When you come to Costa Rica, start your visit by touring our museums: Museo Nacional, Museo de Jade y Museo de Oro. These three tours will prepare you to understand our country better in terms of archeological and historical overviews.
The Jade
The Montagua Valley in Guatemala, is the only site in all the hemisphere where what we know as "jade" is found. This leads us to the unsolved mystery of jade in Costa Rica. Was the raw material mined in Guatemala and sent to the Chorotega and other indigenous craftsmen across northern Costa Rica? Some of the finest pieces in museums today came from Costa Rican archeological sites.

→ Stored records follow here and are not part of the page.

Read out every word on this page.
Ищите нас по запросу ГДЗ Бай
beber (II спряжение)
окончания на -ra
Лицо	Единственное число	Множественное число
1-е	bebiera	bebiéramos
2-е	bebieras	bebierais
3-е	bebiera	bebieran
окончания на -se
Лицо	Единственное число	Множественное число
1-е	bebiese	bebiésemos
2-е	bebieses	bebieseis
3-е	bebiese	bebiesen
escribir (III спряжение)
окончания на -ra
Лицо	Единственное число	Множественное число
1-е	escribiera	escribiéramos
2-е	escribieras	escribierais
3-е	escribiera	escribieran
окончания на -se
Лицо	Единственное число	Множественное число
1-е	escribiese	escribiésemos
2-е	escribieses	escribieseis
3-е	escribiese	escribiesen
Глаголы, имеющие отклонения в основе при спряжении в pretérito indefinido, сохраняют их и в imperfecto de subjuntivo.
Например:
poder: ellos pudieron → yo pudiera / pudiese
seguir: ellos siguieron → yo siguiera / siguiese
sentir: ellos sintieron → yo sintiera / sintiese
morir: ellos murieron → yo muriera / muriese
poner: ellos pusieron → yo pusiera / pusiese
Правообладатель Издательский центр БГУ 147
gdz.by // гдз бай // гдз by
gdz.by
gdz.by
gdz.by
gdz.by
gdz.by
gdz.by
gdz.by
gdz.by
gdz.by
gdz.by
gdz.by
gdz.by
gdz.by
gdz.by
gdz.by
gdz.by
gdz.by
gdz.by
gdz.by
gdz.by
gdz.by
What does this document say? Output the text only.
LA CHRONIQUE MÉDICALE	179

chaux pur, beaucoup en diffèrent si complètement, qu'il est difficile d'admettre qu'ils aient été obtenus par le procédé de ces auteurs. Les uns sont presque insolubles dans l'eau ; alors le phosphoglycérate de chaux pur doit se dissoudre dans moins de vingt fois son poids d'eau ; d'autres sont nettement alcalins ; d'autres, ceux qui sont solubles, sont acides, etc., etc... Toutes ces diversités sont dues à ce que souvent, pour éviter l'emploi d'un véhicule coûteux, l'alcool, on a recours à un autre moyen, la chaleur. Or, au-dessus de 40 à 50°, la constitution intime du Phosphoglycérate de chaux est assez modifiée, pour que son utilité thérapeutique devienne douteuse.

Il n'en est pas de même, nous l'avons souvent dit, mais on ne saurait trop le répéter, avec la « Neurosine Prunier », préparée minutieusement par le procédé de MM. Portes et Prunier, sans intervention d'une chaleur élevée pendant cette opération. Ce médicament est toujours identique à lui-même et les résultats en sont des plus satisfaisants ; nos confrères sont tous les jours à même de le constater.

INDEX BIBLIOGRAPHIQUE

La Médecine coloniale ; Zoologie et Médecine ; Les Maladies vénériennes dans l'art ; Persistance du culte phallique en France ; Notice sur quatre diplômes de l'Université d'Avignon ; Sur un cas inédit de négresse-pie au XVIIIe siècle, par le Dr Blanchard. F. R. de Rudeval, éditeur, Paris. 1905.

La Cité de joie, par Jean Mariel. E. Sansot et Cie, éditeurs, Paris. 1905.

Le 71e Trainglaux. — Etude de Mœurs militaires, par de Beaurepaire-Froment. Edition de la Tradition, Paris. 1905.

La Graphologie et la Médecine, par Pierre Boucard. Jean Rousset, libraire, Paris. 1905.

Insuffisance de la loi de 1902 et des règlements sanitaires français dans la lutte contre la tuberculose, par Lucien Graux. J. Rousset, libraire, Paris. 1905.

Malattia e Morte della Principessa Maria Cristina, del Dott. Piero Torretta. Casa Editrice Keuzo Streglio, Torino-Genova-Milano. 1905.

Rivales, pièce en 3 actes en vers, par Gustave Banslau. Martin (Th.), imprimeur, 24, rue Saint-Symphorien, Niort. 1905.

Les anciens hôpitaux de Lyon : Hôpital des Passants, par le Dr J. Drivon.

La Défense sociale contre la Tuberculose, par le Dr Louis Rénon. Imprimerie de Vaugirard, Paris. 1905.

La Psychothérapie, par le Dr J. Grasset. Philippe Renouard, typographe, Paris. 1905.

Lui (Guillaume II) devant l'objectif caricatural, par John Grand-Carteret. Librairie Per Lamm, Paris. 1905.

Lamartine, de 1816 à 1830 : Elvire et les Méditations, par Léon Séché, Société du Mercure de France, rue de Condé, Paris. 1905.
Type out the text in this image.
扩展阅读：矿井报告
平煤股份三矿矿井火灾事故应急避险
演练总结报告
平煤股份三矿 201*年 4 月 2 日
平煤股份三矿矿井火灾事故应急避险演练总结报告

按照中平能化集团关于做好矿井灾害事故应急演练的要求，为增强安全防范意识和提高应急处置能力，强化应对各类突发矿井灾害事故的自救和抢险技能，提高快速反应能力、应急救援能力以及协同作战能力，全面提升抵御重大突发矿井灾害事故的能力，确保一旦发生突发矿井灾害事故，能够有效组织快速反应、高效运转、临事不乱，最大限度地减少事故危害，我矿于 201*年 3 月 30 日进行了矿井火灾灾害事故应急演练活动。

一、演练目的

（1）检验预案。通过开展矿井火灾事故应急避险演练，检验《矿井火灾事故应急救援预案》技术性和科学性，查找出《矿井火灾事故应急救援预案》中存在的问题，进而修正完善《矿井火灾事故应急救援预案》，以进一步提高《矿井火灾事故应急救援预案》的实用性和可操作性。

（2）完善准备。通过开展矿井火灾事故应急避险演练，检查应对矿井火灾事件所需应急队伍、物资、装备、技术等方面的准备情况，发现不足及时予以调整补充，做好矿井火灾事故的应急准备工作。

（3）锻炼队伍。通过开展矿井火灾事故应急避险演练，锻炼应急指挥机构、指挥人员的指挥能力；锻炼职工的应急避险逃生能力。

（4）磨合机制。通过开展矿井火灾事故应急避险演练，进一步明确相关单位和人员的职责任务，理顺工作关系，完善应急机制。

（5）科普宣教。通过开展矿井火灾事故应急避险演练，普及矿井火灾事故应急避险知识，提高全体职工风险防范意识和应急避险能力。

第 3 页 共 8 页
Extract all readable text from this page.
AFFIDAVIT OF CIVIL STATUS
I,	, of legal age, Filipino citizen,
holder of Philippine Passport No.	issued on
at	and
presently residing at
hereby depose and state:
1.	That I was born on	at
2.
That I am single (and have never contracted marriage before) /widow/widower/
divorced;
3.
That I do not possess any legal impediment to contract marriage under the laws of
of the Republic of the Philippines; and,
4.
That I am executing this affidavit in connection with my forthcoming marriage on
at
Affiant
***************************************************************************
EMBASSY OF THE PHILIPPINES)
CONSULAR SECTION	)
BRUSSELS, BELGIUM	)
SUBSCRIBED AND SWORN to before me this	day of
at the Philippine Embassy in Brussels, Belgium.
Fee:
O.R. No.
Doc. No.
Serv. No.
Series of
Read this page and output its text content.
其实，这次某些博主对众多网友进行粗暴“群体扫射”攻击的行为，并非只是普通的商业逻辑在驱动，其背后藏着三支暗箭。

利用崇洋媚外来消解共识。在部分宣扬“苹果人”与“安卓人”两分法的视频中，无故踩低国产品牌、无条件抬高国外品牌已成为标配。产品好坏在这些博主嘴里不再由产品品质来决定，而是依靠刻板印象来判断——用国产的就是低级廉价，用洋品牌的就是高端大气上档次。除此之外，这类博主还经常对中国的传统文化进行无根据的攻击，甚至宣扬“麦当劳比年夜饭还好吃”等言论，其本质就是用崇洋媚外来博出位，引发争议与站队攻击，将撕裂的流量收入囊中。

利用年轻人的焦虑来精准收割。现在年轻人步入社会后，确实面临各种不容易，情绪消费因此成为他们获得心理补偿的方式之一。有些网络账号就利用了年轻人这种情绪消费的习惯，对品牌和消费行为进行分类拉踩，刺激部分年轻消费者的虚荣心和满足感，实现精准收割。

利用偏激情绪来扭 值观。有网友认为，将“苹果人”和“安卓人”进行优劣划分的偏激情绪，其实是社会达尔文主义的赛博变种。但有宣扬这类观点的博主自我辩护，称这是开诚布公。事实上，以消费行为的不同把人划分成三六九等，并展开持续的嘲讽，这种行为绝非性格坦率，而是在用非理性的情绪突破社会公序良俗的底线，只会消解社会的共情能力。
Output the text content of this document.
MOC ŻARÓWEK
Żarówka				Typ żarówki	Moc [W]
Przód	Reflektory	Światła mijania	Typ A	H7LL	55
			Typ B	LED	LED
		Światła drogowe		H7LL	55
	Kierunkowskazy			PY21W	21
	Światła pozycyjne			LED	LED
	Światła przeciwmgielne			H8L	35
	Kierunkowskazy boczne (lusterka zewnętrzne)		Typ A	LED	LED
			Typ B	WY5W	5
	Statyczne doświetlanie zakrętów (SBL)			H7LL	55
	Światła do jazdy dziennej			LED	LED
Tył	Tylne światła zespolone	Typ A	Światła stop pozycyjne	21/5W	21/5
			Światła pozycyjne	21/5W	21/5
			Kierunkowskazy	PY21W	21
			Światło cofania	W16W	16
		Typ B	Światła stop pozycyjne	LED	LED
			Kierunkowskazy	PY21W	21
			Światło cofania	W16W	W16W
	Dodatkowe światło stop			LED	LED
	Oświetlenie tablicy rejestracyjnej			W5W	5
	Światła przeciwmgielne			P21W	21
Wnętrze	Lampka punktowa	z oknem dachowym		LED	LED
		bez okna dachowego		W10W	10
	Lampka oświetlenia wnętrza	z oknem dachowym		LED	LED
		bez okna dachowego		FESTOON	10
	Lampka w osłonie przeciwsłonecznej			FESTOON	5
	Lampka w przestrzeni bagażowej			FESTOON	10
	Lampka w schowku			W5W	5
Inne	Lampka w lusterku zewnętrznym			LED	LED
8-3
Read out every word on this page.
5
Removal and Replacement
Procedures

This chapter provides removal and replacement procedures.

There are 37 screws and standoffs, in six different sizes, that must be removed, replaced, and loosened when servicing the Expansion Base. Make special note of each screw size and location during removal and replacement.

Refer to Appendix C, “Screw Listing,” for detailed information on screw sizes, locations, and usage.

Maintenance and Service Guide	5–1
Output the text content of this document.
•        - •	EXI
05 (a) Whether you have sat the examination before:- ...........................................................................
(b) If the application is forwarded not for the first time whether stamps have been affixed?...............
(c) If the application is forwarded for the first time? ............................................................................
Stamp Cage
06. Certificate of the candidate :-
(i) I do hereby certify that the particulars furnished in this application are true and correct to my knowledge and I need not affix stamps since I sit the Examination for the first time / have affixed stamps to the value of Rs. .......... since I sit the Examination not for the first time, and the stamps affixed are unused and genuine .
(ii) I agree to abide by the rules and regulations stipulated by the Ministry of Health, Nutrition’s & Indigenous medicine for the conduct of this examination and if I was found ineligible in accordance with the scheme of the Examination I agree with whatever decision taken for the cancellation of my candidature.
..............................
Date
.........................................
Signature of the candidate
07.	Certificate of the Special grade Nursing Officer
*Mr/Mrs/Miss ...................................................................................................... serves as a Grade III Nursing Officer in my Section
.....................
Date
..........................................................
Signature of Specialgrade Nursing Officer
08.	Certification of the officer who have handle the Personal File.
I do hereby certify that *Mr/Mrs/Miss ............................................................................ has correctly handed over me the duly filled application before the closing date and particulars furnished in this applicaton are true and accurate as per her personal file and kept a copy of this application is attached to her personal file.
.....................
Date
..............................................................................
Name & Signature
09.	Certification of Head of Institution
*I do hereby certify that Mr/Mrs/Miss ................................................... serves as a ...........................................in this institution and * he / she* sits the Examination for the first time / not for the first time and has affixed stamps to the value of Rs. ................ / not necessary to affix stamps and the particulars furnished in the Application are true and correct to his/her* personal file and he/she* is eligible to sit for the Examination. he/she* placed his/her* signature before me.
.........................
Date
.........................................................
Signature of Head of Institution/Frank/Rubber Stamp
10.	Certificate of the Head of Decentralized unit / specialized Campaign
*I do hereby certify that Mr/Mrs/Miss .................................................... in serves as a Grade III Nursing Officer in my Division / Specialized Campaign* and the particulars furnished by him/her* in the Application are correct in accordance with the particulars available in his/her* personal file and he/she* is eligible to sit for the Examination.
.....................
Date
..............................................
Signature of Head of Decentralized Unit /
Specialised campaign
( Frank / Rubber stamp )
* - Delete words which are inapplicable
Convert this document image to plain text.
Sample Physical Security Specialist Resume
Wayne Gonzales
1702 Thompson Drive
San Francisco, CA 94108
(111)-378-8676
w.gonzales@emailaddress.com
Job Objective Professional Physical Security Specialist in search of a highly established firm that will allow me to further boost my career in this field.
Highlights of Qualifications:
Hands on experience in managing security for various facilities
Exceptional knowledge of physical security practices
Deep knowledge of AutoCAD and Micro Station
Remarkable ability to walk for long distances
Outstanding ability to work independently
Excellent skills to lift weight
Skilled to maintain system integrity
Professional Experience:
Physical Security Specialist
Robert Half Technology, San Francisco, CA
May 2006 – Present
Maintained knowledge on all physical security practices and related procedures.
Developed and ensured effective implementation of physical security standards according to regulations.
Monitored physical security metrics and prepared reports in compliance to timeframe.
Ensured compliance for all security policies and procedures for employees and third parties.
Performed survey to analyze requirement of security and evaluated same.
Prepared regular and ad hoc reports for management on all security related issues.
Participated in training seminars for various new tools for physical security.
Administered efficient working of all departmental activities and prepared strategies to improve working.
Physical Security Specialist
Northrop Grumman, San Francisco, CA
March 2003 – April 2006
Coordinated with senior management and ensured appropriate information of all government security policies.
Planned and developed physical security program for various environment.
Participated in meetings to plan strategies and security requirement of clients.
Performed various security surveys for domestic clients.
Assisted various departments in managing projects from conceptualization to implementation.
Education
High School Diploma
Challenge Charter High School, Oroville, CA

For the Maya and Aztec culture jade had a greater value than gold, and even considered that jade that medicinal powers.
The Spheres
Many of these round stones are within a few degrees of being perfect circles. They are solid with smooth textured surfaces. Without having found a sphere in partial construction or a site where they may have been produced, it's difficult to understand their real purpose.Spheresthe size of cars and weighing more than nine tons have been found across the countryside of southwest Costa Rica. They may have been produced as far back as 200 or 300 A.D., whether they have been created by people during one generation of craftsmen or during a long period of time is hard to define, we only know that the workmanship is obvious but the method of production still remain theoretical.
Guayabo National Monument
Guayabo is the largest and most important archeological site discovered to date in Costa Rica. It is difficult to determine which cultures influenced it the most, some of the buildings point to a South American influence, but Mesoamerican evidence is also present, there is an overlapping of both cultures. Human occupation of the site dates back to 1.000 B.C, the most recent studies reveal that Guayabo reached its peak from 300 to 700 A.D. This is the period when the stone buildings that can be seen today were built.
The Gold
Most of the gold found in Costa Rica comes from the southwest region. Pieces vary in size and shapes. A great South American influence can be observed, most of the pieces represent animal figures very similar to those of the Chipchas in Colombia, frogs, eagles, and some species of animals that inflict pain on man or dangerous are represented. Also figures of shamans or "sukias" Indian medicine men have been found.
The Gold Museum is a visit you cannot pass up. It will help you understand our indigenous cultures even better.